Panettone elaborado en Panadarío. / Cedida
En paralelo, en las mesas del obrador y en su vitrina se despliega un universo dulce que mezcla la repostería clásica francesa con guiños italianos y alguna que otra moda que ellos trabajaban antes de que se volviera viral. Hay cookies tipo americanas, sablés franceses, galletas de aceite de oliva "de toda la vida", bizcochos en formato individual o por porciones y varias granolas caseras que se han hecho hueco en muchas despensas del barrio.
Entre los postres de vitrina, dos nombres propios: el tiramisú, que se vende "muchísimo" y tiene incondicionales, y la tarta de queso. Esta última se elabora con queso pasiego de La Jarradilla y ha sido pensada para quienes quieren una tarta que sepa a queso, no a postre de azúcar con aroma lácteo. "No queríamos hacer 'otra tarta de queso más'. Buscábamos que supiera de verdad a queso, con menos azúcar de lo habitual, una textura muy cremosa pero no líquida. Le dimos muchas vueltas hasta que nos convenció de verdad. Mientras no esté como queremos, no lo sacamos a la venta. No nos vale cualquier cosa", defiende.

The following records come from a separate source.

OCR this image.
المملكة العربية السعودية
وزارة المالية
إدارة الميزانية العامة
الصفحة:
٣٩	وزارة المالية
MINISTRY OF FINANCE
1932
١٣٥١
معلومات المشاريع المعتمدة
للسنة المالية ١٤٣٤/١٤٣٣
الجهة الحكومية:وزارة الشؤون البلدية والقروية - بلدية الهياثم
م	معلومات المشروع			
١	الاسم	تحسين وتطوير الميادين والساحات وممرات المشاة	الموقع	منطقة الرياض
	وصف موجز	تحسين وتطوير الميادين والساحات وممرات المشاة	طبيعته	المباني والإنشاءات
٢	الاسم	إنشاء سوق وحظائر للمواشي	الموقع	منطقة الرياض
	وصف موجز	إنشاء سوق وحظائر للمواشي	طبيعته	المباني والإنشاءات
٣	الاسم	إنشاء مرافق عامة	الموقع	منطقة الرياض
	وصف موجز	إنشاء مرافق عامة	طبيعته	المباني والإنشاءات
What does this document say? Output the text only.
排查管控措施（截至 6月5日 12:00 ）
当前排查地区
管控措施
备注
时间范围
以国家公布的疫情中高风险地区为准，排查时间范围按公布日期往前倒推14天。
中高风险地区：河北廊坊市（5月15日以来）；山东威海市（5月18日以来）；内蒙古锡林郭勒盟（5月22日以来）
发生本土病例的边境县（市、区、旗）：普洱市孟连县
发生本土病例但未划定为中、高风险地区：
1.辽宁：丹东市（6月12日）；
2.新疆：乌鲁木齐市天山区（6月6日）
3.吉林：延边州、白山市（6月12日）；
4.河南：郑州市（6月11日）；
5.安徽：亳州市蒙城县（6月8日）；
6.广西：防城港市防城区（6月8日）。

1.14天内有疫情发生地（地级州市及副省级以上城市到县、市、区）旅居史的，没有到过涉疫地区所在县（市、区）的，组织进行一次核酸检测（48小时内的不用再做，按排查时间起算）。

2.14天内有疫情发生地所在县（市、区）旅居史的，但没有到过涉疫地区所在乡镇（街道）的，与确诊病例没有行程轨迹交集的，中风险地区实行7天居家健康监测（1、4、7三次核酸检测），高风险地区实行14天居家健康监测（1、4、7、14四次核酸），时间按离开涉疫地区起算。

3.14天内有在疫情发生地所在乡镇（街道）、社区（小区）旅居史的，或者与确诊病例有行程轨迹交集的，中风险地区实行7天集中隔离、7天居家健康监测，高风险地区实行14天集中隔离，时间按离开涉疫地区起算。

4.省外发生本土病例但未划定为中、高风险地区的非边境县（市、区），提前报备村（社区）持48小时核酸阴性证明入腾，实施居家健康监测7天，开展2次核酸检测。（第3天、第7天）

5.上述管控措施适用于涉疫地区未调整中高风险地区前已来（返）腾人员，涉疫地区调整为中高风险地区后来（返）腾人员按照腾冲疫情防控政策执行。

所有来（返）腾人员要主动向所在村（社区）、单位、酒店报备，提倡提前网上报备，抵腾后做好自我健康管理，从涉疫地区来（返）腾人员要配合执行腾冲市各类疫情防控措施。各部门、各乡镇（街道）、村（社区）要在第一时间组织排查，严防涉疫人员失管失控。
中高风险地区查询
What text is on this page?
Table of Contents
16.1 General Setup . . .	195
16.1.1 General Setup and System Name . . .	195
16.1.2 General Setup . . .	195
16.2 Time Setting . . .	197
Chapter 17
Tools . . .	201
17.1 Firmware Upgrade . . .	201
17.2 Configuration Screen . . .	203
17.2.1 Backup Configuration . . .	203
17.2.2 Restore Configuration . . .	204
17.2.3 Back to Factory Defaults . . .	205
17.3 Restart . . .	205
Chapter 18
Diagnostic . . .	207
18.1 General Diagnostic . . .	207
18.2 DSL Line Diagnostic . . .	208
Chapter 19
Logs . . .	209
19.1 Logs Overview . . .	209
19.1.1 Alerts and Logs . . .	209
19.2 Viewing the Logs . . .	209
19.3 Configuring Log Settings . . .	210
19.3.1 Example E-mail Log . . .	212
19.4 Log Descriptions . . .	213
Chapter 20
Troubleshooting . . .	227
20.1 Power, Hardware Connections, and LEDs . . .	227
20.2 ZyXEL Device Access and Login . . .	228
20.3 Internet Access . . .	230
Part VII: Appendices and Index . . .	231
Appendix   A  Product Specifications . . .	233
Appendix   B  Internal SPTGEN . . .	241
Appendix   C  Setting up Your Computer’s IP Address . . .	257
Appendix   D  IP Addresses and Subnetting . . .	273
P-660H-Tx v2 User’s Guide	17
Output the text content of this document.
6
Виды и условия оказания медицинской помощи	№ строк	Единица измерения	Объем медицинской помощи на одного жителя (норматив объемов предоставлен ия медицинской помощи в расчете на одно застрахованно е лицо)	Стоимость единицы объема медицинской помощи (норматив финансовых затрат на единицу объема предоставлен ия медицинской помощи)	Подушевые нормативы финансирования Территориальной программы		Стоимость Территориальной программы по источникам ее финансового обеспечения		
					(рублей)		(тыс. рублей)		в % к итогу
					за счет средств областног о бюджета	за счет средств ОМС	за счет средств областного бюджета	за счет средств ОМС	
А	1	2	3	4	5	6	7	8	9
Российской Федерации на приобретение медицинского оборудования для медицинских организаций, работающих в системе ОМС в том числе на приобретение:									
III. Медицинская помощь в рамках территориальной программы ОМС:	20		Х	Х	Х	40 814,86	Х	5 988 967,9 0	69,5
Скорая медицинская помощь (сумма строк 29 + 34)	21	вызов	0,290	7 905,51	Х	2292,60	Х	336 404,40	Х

El repertorio se completa con flan parisien, esas natillas horneadas dentro de masa que son icono de las pastelerías de París; danish de fruta, hojaldres con crema pastelera y fruta fresca; piezas que inevitablemente recuerdan a los pasteles de Belém lisboetas; y propuestas más contemporáneas como el bizcocho marmolado de limón y té matcha. "No nos hemos subido ahora al carro del matcha porque esté de moda; llevamos años haciéndolo. Hacemos pocas unidades, pero siempre hay quien viene a por él".
Y así, diez años después de aquel salón colonizado por sacos de harina, Panadarío es uno de esos sitios a los que se va expresamente, aunque se viva al otro lado de la ciudad. Hay vecinos del barrio que pasan a diario, familias que vienen una vez por semana a cargar el maletero con hogazas, italianos que encuentran consuelo en el pandoro y madrileños que cruzan desde Alcorcón o Pozuelo "solo por el pan". Con el horno de Legazpi a punto de encenderse y con proyectos como PanFest empujando para que el pan y la harina de calidad se reconozcan como lo que son —parte de nuestro patrimonio—, la historia continúa: más pan, más miga, más equipo y la misma idea de fondo. Que el pan vuelva a ser protagonista en la mesa. Y en la vida del barrio.